Les regards attentifs qui se posaient sur Cassius lui confirmaient qu’il gagnait des soutiens de tous les côtés. Il cherchait à remplir deux objectifs dans cette réunion : convaincre les autres de suivre le pari qu’il était sur le point de révéler, et changer leur conception des choses en leur rendant quelque espoir.
— Notre peuple est là-bas, dit-il, son bras décrivant un large arc de cercle. Sur Maer Dualdon et sur le lac Dinneshere, les flottes se sont rassemblées, dans l’attente d’un signe de Bryn Shander attestant de notre soutien. Les habitants de Bon-Hydromel et de la Brèche de Dougan font de même sur le lac méridional, armés jusqu’aux dents et sachant fort bien que, dans cette lutte, il ne restera rien à sauver aux survivants si nous ne sommes pas victorieux ! (Il se pencha par-dessus la table, attirant puis soutenant le regard de chacun des hommes qui étaient assis devant lui, avant de conclure d’un air grave :) Plus de maisons. Plus d’espoir pour nos femmes. Plus d’espoir pour nos enfants. Nulle part où s’enfuir.

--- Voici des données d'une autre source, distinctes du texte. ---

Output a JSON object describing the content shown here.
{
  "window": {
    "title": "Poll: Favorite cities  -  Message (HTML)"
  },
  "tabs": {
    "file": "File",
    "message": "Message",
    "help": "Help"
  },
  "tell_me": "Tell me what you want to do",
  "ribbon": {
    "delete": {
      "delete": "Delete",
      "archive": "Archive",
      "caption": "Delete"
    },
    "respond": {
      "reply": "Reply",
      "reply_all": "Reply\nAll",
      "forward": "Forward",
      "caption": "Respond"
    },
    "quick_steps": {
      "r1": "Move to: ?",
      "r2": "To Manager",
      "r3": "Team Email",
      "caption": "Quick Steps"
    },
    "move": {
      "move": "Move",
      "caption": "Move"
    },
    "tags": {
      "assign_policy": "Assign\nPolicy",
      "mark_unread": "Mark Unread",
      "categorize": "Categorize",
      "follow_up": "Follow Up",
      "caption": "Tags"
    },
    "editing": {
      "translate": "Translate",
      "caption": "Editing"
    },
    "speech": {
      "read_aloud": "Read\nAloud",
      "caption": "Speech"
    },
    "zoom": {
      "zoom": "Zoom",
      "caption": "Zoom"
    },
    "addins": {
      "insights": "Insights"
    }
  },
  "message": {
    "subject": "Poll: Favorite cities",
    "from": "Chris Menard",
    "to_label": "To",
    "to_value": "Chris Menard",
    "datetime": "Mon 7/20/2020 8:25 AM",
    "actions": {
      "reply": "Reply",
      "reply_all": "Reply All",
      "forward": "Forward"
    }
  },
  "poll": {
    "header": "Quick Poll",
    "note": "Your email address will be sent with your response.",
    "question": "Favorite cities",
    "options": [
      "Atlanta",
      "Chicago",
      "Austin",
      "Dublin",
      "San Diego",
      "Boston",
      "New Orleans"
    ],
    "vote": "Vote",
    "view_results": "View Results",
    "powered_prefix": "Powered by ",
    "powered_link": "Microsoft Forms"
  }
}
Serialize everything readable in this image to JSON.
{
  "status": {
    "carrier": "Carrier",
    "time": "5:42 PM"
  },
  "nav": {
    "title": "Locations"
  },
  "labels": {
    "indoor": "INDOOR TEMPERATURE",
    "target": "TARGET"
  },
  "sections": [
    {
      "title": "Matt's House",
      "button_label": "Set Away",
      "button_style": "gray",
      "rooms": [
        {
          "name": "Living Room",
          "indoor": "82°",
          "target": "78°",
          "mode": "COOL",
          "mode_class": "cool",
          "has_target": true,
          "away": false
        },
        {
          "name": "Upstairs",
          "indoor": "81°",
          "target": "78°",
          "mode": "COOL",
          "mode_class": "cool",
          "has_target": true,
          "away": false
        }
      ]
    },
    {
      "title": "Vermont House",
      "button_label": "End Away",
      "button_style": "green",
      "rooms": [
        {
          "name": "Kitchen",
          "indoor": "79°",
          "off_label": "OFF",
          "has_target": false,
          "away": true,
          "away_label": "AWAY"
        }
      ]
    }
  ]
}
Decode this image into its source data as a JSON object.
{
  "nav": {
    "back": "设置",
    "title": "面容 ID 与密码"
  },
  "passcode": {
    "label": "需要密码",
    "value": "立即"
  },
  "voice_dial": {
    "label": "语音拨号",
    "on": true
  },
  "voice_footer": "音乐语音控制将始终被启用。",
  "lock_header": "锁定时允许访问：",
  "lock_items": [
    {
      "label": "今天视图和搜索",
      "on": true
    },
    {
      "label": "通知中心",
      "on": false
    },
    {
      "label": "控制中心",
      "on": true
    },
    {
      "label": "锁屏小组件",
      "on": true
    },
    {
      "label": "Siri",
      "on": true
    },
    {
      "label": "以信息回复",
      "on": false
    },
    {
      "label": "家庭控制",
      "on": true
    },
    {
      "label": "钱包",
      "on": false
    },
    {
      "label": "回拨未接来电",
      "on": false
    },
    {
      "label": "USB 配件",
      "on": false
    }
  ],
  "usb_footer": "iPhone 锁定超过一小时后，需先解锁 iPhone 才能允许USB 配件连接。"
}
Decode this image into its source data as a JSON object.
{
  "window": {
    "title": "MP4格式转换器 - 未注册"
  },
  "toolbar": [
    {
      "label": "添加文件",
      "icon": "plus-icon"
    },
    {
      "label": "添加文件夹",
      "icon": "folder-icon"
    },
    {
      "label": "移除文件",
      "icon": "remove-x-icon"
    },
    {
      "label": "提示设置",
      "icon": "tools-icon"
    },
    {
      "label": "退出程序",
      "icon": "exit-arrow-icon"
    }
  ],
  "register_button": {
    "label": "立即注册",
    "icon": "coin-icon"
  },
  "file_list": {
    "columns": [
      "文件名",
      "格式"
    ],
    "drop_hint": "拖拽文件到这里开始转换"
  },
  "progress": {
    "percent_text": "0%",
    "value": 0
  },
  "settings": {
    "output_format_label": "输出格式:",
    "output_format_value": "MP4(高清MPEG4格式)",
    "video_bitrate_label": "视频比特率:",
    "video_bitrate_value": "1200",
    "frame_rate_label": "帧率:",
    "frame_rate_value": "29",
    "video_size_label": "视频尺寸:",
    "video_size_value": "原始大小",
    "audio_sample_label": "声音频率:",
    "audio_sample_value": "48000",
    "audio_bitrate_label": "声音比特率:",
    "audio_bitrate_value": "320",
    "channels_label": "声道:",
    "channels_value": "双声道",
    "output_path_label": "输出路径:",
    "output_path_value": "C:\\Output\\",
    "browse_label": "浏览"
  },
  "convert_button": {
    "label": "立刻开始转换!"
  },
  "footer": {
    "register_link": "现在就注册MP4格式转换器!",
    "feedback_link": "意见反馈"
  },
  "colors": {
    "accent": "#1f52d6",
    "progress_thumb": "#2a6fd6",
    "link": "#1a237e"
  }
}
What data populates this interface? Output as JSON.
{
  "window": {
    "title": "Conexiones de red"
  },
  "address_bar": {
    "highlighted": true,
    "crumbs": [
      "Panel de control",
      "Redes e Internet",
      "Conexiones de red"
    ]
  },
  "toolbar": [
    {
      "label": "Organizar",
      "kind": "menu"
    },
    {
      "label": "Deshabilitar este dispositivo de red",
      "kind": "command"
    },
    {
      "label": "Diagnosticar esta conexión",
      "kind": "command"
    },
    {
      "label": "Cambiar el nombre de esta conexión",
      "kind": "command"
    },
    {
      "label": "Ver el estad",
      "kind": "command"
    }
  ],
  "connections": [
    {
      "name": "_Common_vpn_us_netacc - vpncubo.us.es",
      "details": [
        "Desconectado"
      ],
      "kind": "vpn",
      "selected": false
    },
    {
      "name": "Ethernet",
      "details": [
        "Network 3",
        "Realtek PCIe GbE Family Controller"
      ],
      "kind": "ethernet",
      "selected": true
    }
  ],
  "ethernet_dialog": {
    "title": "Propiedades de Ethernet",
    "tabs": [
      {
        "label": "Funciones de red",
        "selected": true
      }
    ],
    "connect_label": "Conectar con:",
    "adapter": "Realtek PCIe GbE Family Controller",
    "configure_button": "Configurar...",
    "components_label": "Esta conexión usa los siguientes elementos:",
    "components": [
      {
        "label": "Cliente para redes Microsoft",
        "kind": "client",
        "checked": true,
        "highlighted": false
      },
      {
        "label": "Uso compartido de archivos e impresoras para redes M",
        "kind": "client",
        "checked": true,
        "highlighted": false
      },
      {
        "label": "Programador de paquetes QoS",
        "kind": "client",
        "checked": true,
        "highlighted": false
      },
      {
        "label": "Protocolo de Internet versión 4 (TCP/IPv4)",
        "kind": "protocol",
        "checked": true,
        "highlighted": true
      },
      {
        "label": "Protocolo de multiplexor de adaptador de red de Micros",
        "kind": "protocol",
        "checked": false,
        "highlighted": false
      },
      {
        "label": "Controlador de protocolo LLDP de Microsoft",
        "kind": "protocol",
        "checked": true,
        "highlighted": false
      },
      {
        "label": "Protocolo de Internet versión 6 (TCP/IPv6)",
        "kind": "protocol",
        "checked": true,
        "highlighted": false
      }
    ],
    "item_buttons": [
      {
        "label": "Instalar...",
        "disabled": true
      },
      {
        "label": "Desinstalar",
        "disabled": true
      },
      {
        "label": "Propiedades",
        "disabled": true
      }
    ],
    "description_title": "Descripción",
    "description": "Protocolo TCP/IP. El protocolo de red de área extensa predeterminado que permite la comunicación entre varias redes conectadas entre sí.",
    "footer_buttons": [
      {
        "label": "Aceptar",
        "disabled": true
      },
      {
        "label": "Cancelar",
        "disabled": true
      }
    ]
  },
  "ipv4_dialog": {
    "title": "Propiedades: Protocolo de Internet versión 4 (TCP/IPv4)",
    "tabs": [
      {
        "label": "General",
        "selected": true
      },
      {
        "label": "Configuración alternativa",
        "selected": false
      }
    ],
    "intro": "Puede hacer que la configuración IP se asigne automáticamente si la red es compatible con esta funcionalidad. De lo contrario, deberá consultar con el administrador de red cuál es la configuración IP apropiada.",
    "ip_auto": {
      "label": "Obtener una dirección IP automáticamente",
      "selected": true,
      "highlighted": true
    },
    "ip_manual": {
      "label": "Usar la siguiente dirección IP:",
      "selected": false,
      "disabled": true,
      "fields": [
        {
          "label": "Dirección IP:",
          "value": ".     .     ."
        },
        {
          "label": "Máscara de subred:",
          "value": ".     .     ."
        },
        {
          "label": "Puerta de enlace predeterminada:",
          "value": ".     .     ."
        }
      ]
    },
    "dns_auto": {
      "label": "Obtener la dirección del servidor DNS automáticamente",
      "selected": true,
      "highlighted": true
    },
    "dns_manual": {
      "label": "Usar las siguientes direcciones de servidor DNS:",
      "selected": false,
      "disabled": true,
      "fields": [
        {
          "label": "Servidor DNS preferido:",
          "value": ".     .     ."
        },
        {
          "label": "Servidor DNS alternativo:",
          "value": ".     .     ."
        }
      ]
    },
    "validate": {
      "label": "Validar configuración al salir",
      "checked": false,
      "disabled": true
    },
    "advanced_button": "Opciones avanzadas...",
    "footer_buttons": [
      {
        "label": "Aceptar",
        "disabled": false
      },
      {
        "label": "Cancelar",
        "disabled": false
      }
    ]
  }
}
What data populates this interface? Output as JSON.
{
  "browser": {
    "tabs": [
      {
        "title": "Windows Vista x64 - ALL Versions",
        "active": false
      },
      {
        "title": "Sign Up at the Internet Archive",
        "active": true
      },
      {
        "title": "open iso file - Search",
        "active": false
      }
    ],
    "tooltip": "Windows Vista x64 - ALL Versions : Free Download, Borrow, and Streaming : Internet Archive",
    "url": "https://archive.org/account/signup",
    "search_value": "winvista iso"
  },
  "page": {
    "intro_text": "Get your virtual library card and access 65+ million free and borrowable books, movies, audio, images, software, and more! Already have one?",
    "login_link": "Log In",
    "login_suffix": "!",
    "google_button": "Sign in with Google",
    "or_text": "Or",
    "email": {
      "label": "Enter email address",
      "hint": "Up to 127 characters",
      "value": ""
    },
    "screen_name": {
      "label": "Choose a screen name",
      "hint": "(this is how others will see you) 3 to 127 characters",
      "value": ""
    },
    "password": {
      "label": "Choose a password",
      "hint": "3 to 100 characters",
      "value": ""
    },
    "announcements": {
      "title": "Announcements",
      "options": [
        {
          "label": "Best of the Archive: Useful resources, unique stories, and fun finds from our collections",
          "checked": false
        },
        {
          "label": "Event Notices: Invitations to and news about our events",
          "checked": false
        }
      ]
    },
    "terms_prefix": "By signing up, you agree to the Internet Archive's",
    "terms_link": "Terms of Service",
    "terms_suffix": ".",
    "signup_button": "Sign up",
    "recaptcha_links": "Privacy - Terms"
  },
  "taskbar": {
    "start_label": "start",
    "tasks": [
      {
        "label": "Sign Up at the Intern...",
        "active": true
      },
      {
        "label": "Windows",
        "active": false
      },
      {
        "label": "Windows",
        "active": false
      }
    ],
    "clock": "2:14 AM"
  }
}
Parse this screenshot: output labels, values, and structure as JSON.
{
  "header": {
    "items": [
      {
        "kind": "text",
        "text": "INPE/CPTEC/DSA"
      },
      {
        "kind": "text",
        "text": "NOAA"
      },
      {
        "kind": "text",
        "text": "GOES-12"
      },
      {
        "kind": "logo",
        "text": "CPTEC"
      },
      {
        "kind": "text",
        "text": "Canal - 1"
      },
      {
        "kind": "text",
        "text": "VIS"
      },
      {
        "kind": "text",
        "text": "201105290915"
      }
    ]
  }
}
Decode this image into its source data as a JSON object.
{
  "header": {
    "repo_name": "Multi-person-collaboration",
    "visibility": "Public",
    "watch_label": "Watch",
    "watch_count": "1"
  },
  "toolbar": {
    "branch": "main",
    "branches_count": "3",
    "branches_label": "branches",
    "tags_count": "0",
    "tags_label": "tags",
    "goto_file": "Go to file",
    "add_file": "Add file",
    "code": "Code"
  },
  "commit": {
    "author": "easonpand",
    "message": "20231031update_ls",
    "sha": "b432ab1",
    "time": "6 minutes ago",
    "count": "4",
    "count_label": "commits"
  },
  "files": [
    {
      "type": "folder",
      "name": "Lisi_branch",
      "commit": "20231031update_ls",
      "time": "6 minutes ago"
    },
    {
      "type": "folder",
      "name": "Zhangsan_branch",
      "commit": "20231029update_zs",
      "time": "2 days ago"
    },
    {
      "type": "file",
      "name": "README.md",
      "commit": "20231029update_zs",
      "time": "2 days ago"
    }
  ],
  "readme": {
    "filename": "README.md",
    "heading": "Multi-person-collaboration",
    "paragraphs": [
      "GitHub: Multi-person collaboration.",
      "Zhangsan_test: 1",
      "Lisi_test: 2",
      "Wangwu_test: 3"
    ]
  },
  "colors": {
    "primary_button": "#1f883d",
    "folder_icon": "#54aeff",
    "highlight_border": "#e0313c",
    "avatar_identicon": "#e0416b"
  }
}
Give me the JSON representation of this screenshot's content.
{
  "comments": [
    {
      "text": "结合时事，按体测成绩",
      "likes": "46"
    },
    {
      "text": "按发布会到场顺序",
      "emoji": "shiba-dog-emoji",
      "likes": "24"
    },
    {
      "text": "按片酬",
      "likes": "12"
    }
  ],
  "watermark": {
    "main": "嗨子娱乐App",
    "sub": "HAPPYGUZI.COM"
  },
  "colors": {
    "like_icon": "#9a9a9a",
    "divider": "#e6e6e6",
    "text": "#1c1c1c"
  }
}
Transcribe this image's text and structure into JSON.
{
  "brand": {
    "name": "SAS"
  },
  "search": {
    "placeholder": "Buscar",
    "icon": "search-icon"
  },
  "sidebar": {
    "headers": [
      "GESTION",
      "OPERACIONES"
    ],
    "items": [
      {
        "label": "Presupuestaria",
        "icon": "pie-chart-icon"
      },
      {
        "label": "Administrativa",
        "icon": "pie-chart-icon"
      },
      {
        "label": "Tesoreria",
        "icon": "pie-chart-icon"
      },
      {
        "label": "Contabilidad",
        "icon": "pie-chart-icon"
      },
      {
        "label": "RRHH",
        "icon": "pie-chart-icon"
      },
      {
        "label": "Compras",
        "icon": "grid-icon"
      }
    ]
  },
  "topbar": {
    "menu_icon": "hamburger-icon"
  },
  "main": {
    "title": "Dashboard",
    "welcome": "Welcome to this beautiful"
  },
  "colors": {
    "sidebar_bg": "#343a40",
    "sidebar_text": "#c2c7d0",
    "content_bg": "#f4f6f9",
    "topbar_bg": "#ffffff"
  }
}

Cassius continua d’appeler le reste de l’assistance au ralliement, bientôt soutenu par Glensather, qui avait plus ou moins deviné l’objectif du porte-parole et qui reconnaissait l’importance de remonter le moral général. Cassius attendit le moment opportun. Quand le désespoir fit place à la résolution de survivre sur le visage des chefs, il exposa son plan audacieux.
— Kessell a requis un émissaire, dit-il, et nous devons donc lui en envoyer un.
— Le choix le plus évident me paraît être toi ou moi, intervint Glensather. Lequel de nous deux cela devrait-il être ?
Un sourire sarcastique s’élargit sur le visage de Cassius.
— Aucun de nous deux, dit-il. L’un de nous serait un choix évident si nous comptions nous conformer aux exigences de Kessell. Mais nous avons une troisième option.
Il dirigea son regard droit sur Régis. Le halfelin se tortilla, mal à l’aise, devinant en partie ce que le porte-parole avait en tête.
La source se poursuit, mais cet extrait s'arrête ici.